The idea is that everyone should be able to enjoy a night out with good food, music, art and like-minded people. An epic evening should not cost a fortune and it should not have a dress code.

And Antitapas isn’t just a super fun party, but an impressively organized and remarkably affordable event — everyone gets in at a cheap cover fee of 7 euro (only 5 if you come early), tapas are free before 11 p.m., beer is 2 euro, and special shuttles run all night to and from the venue.

Our night was Carnival Brazil themed, which equated to pirate fire dancers, afro Brazilian jams and a reggae samba troop marching through the crowds.

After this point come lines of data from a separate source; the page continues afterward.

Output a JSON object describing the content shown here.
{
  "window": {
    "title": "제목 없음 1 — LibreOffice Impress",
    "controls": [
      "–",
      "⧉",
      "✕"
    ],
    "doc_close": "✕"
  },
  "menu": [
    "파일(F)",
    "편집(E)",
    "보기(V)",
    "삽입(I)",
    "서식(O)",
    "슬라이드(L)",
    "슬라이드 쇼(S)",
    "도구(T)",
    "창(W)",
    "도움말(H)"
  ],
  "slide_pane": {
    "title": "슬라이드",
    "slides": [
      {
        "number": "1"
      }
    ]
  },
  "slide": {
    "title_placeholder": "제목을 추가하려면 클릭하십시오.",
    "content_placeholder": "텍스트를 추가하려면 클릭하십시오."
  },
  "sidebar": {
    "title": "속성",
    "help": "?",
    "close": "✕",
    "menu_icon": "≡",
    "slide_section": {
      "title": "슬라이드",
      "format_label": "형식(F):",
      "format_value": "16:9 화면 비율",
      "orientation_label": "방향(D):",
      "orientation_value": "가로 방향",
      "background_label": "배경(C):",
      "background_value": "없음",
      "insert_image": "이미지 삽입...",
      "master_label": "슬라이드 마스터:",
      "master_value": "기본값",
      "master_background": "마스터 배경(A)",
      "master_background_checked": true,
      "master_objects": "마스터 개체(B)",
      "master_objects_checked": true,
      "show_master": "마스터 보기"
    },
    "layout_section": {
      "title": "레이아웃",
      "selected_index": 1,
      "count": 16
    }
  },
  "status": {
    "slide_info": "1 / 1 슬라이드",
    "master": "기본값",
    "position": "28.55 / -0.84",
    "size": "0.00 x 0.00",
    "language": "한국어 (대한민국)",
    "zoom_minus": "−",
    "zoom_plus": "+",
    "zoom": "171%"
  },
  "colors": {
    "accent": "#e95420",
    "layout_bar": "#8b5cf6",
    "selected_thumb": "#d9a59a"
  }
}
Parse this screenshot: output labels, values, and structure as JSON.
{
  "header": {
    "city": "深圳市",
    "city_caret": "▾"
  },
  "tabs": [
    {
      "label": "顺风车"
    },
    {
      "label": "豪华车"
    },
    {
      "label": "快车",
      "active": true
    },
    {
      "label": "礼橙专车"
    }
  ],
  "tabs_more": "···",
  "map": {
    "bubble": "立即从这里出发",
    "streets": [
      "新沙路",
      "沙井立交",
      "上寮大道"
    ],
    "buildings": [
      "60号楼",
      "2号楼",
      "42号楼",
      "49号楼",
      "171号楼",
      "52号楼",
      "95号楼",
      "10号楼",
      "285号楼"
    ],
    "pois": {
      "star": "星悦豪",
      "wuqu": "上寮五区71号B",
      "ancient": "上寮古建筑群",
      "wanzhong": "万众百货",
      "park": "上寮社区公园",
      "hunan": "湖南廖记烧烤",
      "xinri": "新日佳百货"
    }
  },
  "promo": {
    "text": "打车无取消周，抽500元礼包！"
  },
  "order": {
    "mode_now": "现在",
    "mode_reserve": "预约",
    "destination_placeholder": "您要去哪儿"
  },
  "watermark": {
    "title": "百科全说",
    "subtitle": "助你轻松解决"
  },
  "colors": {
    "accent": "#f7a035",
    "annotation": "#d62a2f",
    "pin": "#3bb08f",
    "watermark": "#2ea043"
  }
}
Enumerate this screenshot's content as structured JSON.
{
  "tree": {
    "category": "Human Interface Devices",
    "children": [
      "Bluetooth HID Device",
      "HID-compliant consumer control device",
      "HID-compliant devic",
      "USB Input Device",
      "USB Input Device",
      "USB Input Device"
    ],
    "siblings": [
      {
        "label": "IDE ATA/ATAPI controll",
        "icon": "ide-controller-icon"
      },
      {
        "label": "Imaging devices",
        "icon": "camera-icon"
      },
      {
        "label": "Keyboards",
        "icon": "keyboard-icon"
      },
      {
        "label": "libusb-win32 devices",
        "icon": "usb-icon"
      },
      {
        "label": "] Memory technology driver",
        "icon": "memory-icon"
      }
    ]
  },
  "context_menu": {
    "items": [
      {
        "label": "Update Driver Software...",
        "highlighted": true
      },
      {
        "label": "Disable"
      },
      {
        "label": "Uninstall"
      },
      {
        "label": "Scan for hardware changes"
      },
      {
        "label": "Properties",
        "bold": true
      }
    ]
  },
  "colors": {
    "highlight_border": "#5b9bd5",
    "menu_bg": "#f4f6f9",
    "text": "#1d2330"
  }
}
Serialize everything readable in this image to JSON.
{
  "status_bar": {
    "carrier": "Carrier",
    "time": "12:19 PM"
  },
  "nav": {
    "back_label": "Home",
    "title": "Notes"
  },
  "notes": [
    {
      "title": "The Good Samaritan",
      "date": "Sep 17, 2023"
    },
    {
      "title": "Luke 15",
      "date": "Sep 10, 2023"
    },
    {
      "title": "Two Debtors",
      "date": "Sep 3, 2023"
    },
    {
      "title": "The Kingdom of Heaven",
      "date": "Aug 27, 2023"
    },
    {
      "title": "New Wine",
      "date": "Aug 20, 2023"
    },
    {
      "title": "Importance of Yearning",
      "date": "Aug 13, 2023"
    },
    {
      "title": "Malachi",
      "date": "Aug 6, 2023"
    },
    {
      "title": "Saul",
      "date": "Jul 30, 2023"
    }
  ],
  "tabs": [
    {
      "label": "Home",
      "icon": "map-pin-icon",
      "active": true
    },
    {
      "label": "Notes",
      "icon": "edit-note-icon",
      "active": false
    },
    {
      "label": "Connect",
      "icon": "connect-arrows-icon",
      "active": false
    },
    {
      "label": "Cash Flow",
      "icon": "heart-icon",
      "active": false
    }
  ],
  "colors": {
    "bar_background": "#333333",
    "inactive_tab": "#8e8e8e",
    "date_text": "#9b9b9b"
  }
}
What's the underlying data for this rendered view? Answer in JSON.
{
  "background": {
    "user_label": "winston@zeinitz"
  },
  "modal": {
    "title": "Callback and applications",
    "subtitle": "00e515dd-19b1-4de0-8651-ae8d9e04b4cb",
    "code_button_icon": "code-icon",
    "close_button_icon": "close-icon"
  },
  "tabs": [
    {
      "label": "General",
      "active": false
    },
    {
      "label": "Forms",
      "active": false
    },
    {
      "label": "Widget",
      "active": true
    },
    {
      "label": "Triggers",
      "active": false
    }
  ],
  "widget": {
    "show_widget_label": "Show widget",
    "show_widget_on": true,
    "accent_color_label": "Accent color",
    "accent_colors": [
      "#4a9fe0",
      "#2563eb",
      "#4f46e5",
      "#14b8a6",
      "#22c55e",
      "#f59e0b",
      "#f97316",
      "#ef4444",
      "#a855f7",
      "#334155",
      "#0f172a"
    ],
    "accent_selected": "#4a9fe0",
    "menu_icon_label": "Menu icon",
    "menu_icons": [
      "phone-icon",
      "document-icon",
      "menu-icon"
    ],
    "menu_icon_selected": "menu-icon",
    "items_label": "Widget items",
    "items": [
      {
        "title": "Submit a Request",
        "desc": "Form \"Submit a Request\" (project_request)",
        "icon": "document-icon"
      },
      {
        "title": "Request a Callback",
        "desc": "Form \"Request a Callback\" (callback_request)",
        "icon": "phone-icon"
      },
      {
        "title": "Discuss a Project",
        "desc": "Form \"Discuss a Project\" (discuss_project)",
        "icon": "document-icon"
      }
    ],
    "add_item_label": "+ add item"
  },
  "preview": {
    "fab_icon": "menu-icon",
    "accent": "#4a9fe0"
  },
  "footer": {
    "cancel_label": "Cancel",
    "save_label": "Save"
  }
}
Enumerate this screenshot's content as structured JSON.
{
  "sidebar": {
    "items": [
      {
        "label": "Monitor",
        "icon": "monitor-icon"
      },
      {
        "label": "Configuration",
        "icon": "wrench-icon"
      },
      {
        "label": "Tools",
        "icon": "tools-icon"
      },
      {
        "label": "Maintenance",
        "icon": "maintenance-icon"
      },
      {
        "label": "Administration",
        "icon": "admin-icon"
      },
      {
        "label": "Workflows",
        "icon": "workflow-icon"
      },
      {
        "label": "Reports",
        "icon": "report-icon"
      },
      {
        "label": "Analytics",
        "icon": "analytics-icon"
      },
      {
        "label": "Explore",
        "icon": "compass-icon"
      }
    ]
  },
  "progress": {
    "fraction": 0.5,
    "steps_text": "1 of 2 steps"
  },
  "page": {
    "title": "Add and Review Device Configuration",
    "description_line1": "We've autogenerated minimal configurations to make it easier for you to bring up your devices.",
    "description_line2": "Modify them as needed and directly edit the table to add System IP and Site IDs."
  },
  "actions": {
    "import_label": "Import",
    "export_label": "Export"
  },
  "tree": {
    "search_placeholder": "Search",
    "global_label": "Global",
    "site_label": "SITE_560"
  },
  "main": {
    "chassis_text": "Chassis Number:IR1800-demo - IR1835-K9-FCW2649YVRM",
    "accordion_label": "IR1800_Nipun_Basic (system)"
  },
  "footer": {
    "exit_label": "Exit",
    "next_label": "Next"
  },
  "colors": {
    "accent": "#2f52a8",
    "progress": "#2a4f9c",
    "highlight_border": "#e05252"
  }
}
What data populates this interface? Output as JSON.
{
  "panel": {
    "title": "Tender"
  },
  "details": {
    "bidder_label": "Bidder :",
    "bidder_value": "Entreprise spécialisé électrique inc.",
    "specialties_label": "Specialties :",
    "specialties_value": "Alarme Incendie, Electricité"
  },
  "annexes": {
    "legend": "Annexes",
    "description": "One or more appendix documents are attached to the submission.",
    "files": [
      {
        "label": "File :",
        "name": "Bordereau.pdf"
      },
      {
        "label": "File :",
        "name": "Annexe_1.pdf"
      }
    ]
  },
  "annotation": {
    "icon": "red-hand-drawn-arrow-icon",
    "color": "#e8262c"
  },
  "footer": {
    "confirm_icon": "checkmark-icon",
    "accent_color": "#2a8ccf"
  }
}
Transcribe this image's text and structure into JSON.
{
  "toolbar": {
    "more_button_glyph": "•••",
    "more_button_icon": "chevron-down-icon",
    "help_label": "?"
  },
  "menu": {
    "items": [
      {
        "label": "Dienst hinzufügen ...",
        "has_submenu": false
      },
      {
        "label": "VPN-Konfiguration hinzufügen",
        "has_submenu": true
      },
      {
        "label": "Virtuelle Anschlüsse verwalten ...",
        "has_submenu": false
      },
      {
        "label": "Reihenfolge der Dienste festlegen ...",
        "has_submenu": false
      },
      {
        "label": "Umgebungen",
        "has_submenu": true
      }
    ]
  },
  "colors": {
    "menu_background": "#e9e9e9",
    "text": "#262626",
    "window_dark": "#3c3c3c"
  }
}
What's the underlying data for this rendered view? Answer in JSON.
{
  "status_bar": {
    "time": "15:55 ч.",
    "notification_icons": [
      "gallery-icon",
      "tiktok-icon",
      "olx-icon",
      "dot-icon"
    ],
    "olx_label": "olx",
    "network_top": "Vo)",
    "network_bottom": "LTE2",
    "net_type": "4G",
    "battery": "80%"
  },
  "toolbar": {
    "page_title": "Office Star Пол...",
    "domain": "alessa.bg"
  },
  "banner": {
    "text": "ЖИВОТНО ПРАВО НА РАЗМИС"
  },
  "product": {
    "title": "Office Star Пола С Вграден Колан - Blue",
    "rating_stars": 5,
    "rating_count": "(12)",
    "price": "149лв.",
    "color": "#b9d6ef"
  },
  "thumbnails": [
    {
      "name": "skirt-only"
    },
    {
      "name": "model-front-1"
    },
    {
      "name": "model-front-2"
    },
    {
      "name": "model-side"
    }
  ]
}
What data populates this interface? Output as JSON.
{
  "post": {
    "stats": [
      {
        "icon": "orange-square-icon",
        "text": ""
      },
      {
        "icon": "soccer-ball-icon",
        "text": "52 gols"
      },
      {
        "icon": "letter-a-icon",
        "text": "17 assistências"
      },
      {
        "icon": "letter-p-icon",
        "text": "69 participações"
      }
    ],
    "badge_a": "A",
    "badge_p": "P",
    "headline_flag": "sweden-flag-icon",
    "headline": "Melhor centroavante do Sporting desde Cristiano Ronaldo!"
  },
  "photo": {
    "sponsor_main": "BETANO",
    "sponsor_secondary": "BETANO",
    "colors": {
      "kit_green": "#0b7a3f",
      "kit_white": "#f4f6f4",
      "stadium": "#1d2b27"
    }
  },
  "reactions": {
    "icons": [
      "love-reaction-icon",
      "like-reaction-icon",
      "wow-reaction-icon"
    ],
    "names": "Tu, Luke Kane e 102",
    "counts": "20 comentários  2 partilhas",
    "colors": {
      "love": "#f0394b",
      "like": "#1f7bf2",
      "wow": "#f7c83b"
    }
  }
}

Next month’s event (March 24) is already in my calendar. Antitapas is taking on Belgium as its cultural theme, and swing and jazz artists are on the menu so far.

Brussels is full of rad, offbeat and nonexclusive nights like Antitapas. I’ve previously expressed my love for Recyclart, an organizer of alternative art exhibits and performances housed in an old train station. There’s always Fuse, the most famous nightclub in Brussels, for a guaranteed journey into dark techno-mania, and on the flip side, Madame Moustache, a vintage circus-inspired club/bar, delivers everything hip and weird from electro-swing to 80’s kitsch to post punk.

Then there’s just the random awesome events that turn up at art galleries and exhibition halls, like last Wednesday’s Roller Madness at Beursschouwburg, a cultural venue with film screenings, lectures, sonic art and the occasional party.

Roller Madness is just what it sounds like. Hundreds of too-hip Bruxellois lined up for roller skates, dressed in neon gym-wear, and boogied around the rink/dance floor. Disco balls, 70s tunes and pink smoke machines were heavily utilized.

Another example: Museum Night Fever.

Once a year, museums of Brussels keep their doors open late and liven up their exhibitions with performances, music and drinks. A grand total of 24 museums participated this time around, linked by a special shuttle system. The all-access wristband cost 8 euro, and considering certain museums have an 8 euro entrance fee by themselves, the night proved to be an amazing cultural deal.

I started at 8 p.m. and ended just before 1 a.m. That’s a lot of museum time, yet I only hit four.

Most of my hours were spent at the Musee d’Ixelles, which in my humble opinion, is the best-kept secret in Brussels.

Okay, it’s not a secret at all. But most tourists in Brussels are going to hit the Royal Museum of Fine Arts or the BOZAR, understandably, because they’re famous and they’re downtown. But the Musee d’Ixelles, more intimate but still larger than expected, has a highly impressive permanent collection, spanning the 16th and 20ths centuries. Pleasant surprises include a few works by Magritte and iconic posters by Toulouse-Lautrec.

On this fine evening, the museum added performances inspired by its temporary exhibition of posters from the Belle Epoque. A theater group mingled amongst the public, singing and dancing in costume while a trombone was always steps behind. A burlesque strip tease followed, arty and feathery.

I also visited the Museum of Natural Sciences, where massive dinosaur bones acted as a whimsical backdrop for the tango, Coudenberg, the site of underground ancient palace ruins, and the BOZAR, which actually housed a rendition of Antitapas.

And there we have it: more and more proof that Belgium isn’t boring, despite what everyone else says.